Mais nous avions caractérisé la littérature comme un ensemble de fictions, d'histoires racontées par certains et proposées à d'autres. Le sonnet de Louise Labbé, expression directe de sa passion, peut apparaître au lecteur comme le récit poétique de ce qu'elle ressent. Elle raconte alors son histoire. Mais ne pouvons-nous pas trouver une forme littéraire qui puisse proposer de façon plus immédiate au lecteur qu'il s'associe au récit ?

Si la poésie lyrique paraît représenter la forme la plus achevée d'expression littéraire de la subjectivité, n'oublions pas que la littérature s'adresse à un public et qu'à ce titre elle opère une mise en relation de la subjectivité de l'auteur et de celle du lecteur. Si la littérature était expression pure de la subjectivité absolument singulière d'une personne, elle ne pourrait constituer autour d'elle une communauté de lecteurs. Il faut donc qu'elle associe à ses oeuvres les lecteurs.

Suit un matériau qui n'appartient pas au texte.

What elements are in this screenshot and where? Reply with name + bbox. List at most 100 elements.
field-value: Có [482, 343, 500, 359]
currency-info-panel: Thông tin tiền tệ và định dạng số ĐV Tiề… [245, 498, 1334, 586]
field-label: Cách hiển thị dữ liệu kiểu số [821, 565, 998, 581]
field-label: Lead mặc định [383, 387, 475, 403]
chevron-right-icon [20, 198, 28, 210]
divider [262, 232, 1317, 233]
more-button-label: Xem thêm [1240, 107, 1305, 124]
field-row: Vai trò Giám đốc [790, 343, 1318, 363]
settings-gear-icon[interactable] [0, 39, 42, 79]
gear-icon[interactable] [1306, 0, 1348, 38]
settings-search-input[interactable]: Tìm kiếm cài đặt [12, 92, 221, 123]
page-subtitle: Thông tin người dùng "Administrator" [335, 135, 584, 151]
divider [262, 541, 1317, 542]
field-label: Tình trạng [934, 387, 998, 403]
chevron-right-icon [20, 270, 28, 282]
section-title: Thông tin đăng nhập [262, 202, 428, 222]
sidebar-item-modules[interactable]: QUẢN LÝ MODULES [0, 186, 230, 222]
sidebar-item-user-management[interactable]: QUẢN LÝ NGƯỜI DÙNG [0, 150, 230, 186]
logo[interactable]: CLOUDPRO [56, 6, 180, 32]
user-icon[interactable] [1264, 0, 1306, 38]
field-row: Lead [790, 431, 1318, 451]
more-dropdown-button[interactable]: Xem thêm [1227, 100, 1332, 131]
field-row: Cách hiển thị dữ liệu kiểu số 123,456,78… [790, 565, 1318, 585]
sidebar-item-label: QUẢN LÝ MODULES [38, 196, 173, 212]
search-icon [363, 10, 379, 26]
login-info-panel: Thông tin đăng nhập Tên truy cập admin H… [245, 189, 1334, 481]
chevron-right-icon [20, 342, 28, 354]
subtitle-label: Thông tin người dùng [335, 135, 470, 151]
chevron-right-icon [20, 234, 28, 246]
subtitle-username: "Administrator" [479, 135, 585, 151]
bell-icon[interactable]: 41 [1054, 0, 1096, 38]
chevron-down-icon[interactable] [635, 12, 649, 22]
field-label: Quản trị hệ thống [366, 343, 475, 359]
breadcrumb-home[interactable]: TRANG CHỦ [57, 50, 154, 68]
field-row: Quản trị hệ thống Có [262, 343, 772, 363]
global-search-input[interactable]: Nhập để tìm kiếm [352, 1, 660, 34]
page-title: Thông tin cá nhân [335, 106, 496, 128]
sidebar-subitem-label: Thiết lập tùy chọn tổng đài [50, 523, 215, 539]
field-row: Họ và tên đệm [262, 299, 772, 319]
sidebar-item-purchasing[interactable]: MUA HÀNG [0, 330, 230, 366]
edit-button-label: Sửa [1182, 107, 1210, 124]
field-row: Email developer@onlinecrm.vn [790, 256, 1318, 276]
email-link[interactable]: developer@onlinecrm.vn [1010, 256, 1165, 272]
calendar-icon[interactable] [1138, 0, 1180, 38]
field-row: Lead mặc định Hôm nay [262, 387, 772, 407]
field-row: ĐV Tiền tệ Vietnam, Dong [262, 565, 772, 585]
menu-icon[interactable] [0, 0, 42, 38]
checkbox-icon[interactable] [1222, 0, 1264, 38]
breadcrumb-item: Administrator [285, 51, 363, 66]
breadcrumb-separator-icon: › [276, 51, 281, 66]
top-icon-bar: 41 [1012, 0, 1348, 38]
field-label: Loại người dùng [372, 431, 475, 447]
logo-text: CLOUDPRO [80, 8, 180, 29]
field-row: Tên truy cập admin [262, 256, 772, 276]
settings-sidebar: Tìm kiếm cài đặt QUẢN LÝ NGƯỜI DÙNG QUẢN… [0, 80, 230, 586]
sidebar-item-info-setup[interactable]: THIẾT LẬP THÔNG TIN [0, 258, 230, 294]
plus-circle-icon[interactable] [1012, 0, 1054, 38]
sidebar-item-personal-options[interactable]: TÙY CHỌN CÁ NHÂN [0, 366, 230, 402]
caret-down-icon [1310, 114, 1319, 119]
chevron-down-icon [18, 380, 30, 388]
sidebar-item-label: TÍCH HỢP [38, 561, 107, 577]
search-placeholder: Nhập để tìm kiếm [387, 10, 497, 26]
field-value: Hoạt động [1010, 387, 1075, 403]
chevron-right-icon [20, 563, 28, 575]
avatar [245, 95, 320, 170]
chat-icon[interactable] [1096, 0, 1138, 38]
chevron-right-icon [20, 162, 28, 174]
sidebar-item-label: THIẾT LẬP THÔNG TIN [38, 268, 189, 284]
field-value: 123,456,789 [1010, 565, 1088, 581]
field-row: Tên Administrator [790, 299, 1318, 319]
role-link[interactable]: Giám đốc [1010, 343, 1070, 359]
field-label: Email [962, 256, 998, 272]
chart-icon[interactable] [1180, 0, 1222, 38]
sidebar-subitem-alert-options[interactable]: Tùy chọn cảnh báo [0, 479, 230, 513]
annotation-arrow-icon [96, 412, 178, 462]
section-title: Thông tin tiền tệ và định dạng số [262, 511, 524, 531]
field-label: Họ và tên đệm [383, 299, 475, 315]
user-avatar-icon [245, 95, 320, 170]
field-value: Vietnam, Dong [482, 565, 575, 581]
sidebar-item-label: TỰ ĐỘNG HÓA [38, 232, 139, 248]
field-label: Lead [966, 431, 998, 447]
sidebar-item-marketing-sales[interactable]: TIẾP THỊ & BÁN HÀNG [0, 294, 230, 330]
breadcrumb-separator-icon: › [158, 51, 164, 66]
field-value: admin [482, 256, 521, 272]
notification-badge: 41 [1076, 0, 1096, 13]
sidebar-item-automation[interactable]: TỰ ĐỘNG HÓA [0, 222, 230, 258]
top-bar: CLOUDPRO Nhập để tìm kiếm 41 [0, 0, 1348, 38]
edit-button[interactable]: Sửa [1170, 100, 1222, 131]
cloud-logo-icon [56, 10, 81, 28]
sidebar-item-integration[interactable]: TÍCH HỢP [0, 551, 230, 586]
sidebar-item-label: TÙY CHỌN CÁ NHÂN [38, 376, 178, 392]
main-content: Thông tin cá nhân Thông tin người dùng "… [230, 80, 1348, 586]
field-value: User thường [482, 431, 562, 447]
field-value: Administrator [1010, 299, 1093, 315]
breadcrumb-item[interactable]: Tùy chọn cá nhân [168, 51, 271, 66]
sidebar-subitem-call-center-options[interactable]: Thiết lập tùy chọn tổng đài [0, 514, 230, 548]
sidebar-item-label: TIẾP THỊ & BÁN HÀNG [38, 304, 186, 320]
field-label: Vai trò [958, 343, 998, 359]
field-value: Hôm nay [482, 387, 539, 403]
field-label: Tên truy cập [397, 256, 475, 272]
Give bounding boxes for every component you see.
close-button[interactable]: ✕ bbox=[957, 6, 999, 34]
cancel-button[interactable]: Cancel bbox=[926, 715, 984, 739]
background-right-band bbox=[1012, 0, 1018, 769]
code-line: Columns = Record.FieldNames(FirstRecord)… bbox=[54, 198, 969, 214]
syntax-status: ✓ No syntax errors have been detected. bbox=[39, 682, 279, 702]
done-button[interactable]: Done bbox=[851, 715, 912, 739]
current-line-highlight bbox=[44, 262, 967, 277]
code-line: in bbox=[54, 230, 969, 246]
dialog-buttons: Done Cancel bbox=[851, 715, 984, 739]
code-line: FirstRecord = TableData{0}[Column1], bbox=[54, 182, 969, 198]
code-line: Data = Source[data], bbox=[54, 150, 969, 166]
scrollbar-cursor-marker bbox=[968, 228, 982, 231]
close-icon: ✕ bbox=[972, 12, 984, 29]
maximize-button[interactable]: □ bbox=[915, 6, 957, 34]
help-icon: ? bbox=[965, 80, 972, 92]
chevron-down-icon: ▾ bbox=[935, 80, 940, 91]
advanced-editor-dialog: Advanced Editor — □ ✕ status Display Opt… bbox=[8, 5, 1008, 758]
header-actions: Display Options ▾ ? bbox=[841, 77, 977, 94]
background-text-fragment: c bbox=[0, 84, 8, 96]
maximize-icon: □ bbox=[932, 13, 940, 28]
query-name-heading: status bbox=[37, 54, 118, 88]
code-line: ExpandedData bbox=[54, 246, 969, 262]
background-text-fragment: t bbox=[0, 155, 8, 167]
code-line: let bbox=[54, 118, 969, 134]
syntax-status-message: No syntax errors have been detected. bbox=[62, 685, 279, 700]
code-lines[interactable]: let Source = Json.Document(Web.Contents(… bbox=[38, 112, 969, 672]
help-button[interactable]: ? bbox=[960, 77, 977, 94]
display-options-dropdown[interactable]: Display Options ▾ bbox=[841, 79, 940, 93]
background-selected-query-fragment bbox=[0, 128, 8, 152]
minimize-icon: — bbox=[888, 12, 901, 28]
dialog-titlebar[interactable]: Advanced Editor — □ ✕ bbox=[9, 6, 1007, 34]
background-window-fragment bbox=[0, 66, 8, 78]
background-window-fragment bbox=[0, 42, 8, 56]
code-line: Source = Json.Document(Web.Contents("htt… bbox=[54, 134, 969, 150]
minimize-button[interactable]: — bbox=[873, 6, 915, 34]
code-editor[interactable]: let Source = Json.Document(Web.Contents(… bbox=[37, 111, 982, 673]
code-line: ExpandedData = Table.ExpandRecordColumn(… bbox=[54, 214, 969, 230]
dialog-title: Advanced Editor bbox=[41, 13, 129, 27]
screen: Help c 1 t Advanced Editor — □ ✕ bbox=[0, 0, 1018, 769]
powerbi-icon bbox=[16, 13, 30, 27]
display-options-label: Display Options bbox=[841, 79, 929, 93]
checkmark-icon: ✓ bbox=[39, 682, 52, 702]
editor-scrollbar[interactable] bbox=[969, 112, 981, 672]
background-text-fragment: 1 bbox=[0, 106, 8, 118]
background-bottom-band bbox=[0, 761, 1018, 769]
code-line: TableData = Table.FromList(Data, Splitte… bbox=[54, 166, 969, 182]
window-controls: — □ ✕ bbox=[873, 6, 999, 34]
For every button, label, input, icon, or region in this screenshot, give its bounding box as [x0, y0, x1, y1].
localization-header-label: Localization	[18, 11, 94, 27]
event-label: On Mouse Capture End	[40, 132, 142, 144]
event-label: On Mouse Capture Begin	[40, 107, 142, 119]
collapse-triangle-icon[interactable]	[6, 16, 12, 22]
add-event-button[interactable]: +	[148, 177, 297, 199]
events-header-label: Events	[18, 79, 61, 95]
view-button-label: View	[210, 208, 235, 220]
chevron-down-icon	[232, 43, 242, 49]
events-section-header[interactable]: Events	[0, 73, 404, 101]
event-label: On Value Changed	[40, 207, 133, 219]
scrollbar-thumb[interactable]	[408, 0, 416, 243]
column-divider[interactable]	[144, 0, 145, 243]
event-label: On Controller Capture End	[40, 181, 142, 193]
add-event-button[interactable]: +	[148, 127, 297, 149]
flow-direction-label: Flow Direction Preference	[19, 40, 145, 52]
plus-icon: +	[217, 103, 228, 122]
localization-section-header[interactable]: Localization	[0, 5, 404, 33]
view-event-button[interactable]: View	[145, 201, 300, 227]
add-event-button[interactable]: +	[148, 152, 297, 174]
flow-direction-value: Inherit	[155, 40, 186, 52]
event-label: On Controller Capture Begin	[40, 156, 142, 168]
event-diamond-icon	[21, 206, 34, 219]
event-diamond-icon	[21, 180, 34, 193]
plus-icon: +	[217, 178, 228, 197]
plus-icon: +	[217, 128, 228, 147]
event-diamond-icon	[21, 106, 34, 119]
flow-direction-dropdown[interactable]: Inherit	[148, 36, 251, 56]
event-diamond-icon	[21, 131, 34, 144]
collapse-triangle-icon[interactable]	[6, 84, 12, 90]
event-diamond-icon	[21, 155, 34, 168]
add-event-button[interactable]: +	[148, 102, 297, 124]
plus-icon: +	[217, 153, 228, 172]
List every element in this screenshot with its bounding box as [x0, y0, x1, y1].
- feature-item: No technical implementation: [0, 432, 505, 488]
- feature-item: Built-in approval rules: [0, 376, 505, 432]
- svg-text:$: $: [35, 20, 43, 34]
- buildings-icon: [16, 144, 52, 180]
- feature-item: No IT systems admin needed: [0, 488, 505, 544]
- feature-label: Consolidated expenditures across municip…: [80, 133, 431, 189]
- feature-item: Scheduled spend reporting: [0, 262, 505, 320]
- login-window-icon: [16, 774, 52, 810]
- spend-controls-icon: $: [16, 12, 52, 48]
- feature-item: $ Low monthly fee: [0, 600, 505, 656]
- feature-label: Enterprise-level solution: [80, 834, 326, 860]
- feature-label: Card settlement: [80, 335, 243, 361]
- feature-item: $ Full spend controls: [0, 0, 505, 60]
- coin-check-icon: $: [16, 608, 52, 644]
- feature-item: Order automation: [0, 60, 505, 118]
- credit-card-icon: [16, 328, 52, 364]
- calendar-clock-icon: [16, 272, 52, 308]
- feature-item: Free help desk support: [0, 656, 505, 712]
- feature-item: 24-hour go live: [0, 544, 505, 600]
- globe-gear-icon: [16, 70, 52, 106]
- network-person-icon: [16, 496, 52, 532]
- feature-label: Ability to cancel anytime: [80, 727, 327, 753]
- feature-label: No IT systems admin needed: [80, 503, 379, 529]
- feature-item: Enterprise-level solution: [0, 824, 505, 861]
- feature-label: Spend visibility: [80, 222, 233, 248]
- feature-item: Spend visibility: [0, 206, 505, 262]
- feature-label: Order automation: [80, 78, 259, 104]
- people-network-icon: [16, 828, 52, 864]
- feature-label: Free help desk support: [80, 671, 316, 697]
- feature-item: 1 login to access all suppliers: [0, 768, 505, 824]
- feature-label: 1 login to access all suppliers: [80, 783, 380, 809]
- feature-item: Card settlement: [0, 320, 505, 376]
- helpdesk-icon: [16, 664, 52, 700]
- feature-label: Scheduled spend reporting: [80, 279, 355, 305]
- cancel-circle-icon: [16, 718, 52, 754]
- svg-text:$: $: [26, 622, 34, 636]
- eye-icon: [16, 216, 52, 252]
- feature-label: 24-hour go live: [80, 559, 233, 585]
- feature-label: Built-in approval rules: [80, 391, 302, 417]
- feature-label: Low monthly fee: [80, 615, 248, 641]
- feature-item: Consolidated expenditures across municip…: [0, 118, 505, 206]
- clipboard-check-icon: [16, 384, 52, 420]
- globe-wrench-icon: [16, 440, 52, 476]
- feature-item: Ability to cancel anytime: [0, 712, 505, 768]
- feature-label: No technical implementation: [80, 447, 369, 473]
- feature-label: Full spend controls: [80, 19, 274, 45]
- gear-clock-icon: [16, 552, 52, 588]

Le roman biographique ou autobiographique s'impose alors comme un genre particulièrement efficace pour inclure la subjectivité du lecteur dans la trame de l'oeuvre. Le roman, pure fiction issue de l'imagination d'un écrivain, propose au lecteur une histoire, celle de personnages, qu'elle s'étende sur la totalité de leur vie comme par exemple Madame Bovarv de Flaubert, ou sur une plus petite partie de leur existence comme L'étranger de Camus. Le lecteur peut s'identifier à l'un des personnages, ou même à plusieurs d'entre eux. Et l'auteur dispose de moyens techniques efficaces pour faciliter ces identifications. Romain Rolland, dans Jean-Christophe, propose ainsi le vaste récit de la vie de cet homme ; mais cette biographie est écrite à la première personne du singulier. Employer le « je « procure une impression d'authenticité qui aide à adhérer à la fiction en la posant comme vraie. Et l'effet de réel ainsi produit facilite l'identification au personnage principal. Dans ce roman, Romain Rolland présente l'histoire d'un homme en utilisant le moyen de l'expression à la première personne : il présente donc: une vision du monde subjective, celle de Jean-Christophe, par rapport à laquelle le lecteur peut prendre position. Il le suit dans ses analyses ou au contraire se distingue de lui. L'histoire de ce musicien qui traverse mille et une épreuves prodigue au lecteur à la fois le plaisir de la fiction et en même temps le gain d'expériences diverses.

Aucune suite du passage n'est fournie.